I recently returned home from attending Deconstruct along with a bunch of my co-workers. I thought I’d jot my thoughts down while the experience is still fresh on my mind.
- It was really nice to be able to attend a conference with a large group of co-workers. There were roughly 20 - 30 Braintree folks (a lot!) at the conference and I got to chat with a good number of them, share meals, and since I’ve only been at the company for a few months now, it was especially nice to be able to meet co-workers I hadn’t met before. Just from my team alone, there were 4 of us (including myself) who were at the conference. It was nice to be able to ask non-strangers “so, what did you think of that last talk?” and I’m sure I’ll engage in more of these discussions back at the office. Really thankful for the generous conference budget we have at Braintree. I intend on making full use of it as long as I’m with the company!

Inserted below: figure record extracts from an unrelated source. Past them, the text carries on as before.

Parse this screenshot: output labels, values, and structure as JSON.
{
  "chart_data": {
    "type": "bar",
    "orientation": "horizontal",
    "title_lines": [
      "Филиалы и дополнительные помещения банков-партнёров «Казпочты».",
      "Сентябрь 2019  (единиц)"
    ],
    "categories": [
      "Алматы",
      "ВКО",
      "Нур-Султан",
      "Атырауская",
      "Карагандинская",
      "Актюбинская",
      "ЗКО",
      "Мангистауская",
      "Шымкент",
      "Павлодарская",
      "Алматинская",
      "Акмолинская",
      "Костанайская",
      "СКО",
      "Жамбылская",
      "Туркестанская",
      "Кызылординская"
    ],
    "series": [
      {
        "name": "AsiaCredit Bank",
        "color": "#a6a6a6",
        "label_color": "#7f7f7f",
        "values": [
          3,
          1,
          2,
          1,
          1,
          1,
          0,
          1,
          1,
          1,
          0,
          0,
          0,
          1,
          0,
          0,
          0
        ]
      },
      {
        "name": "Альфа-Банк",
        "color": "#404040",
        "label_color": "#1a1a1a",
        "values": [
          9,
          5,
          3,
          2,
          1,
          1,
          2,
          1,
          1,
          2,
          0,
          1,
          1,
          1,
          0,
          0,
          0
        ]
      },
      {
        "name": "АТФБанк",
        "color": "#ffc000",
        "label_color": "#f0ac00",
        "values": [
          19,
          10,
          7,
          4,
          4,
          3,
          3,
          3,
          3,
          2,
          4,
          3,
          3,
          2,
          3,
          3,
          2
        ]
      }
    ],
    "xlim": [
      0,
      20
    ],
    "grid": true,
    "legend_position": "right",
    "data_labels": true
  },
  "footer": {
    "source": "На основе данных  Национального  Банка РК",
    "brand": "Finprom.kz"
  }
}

- There were 16 speakers and with the exception of just a single speaker, they were very good. They knew how to present & make it really engaging to a large audience. This conference stands out as being comprised of highly skilled presenters—certainly better than most (perhaps all) other tech conferences I’ve attended in the past.
- I appreciated how diverse the speaker lineup was. Half of the speakers were women (wow). Half of the speakers were minorities (again, wow). There was also a good mix of folks who are early in their software engineering careers (within the first few years of their career) as well as folks who are seasoned veterans. It was nice to be reminded that you don’t have to an expert in your field to be able to speak at a good-sized conference like this. I’ve never been to a conference where the speaker lineup was nearly as diverse as this one.
- The 2 talks that had the most impact on me were talks that challenged me to not merely focus on my own career, my own family, my own well-being, my own self interests, my own world… but to think long and hard about how I can contribute to the betterment of the society & the world that I live in and ultimately take action. I’m greatly simplifying the overall messages of these talks here but these 2 talks were very challenging for me to hear (in a good way). One of these 2 talks got a standing ovation at the end of the talk, which has never happened at any of the tech conferences I’ve attended in the past.
- I liked the single-track format. No need to worry about which talks I’m going to attend and having to repeatedly feel like I’m missing out on numerous interesting-sounding talks. I loved the lack of sponsors. No advertisements. No one trying to sell you stuff. A lot less distractions than most other conferences I’ve attended, which enabled me to focus better on the talks themselves.
- Seattle is great! Everyone tells me how it’s always cloudy or dripping rain in Seattle but the city has been nothing but sunny skies & super comfortable temperatures for me both times I’ve been there. Really like being near large bodies of water as well as mountains and hills.